Neutralité religieuse et JO
Comme pendant les Jeux olympiques, durant les Jeux paralympiques, les sportifs de la délégation française n’auront pas le droit de porter des signes religieux lors des épreuves. La ministre des Sports et des JO, Amélie Oudéa-Castera, a été très claire sur ce point. Cette interdiction est une expression contemporaine du modèle français de séparation des Églises et de l’État. Celui-ci repose sur le principe philosophico-juridique de laïcité, qui implique la neutralité de l’État et de ceux qui le représentent, c’est-à-dire, traditionnellement, des agents publics. En juin dernier, l’athlète Sounkamba Sylla, sélectionnée en équipe de France pour le relais 4x400m, avait déjà dû se résoudre à porter une casquette pour dissimuler son voile pendant les championnats d’Europe. Cela n’avait pas manqué de faire réagir, y compris la sportive elle-même. A l’arrêt pendant les deux semaines de compétition, le débat sur cette singulière interdiction française a été relancé lors de la cérémonie de clôture : Sifan Hassan, médaillée d’or néerlandaise et détentrice d’un nouveau record olympique, portait un voile (hijab), alors qu’elle ne le portait pas pendant sa courseSur les réseaux sociaux, deux camps se sont dessinés. D’un côté, ceux qui s’offusquent de cette visibilité religieuse de premier plan, lui donnant un caractère militant. De l’autre, ceux qui rappellent que : « La France reste le seul pays à interdire à ses athlètes de porter le voile ou tout autre signe religieux pendant les Jeux olympiques. »
par Hugo Gaillard
Maître de conférences en Sciences de gestion, Le Mans Université dans The Conversation
Quel son de cloche du côté institutionnel ? L’association Amnesty International et l’Organisation des Nations unies (ONU) ont vertement critiqué l’interdiction française, invoquant une discrimination pour la première, et la liberté de se vêtir des femmes, pour la seconde.
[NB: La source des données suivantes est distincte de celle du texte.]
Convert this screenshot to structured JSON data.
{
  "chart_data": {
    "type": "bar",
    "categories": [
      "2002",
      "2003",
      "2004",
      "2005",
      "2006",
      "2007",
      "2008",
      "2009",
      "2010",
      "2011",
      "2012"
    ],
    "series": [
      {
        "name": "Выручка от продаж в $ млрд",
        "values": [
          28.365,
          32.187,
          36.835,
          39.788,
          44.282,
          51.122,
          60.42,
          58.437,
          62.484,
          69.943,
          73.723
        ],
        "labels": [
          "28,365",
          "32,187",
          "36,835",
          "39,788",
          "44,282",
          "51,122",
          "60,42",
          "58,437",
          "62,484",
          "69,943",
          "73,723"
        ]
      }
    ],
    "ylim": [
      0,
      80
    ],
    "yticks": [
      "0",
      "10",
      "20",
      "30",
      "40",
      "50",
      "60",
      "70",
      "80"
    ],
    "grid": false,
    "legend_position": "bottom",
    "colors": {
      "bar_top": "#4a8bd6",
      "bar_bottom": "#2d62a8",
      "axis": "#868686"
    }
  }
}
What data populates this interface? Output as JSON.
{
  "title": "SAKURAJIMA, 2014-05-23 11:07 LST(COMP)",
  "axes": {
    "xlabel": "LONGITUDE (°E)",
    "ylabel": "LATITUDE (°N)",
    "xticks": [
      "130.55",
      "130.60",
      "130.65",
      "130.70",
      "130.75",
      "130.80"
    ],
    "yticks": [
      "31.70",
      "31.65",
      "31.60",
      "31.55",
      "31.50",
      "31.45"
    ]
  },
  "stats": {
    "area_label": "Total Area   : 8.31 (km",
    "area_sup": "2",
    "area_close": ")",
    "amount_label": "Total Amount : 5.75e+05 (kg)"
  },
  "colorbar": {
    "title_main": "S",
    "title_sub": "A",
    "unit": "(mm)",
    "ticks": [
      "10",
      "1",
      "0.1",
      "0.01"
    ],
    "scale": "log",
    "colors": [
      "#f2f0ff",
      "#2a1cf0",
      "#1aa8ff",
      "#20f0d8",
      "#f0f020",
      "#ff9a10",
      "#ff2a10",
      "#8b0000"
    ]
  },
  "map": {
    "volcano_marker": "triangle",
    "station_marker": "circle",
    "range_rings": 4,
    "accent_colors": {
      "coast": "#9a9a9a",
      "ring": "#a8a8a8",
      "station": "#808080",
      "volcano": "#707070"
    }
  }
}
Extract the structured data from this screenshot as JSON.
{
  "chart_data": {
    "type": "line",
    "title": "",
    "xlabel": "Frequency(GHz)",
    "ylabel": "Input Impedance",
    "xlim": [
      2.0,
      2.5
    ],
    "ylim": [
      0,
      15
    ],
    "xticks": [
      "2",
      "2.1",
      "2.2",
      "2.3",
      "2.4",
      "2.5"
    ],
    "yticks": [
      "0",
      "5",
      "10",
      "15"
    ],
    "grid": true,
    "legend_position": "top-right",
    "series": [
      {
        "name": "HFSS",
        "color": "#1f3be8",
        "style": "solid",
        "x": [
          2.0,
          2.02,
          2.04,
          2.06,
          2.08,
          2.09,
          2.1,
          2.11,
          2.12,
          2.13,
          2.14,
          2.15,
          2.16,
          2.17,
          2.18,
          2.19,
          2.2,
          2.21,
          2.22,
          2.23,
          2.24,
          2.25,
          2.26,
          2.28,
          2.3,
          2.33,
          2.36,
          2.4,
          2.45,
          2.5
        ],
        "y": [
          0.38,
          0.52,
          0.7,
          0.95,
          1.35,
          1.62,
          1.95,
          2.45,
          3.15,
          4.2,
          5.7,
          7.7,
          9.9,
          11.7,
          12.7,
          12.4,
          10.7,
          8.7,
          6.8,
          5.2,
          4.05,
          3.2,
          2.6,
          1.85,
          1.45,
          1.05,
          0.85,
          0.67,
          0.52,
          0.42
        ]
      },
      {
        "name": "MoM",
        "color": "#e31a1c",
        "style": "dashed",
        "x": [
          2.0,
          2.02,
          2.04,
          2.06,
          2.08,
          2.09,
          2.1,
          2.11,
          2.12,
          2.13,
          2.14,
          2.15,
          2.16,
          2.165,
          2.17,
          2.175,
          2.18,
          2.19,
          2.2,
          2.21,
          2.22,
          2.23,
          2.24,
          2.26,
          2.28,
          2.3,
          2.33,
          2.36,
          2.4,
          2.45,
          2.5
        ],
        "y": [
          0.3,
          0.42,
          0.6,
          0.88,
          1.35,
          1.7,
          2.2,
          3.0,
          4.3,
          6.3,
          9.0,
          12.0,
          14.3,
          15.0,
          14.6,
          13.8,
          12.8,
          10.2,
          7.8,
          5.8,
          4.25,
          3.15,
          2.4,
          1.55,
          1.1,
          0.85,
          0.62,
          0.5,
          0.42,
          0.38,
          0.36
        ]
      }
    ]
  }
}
Quid de la position du Comité international olympique (CIO) ? L’article 50.2 de la Charte olympique indique :
« Aucune sorte de démonstration ou de propagande politique, religieuse ou raciale n’est autorisée dans un lieu, site ou autre emplacement olympique. »
La Charte ne semble évoquer ici que le prosélytisme et les démonstrations politiques, puisque le Comité international olympique autorise par ailleurs les signes religieux, qu’il considère comme une manifestation culturelle.
Mais alors, si le Comité international olympique (CIO) autorise les signes religieux, comment la France argumente cette interdiction ?
Le CIO laisse en fait aux fédérations internationales le pouvoir de décider d’une éventuelle interdiction. Elles-mêmes laissent les fédérations nationales décider. La décision de la ministre repose en fait sur une philosophie et des textes de droit spécifiquement français.
Amélie Oudea Castera précise s’appuyer sur une décision du Conseil d’État de juin 2023 sur le port du hijab pendant les matchs de football. Le texte indique à l’article 11 que les personnes que la Fédération sélectionne dans les équipes de France sont :
« mises à sa disposition et soumises à son pouvoir de direction pour le temps des manifestations et compétitions auxquelles elles participent à ce titre et sont, dès lors, soumises au principe de neutralité du service public ».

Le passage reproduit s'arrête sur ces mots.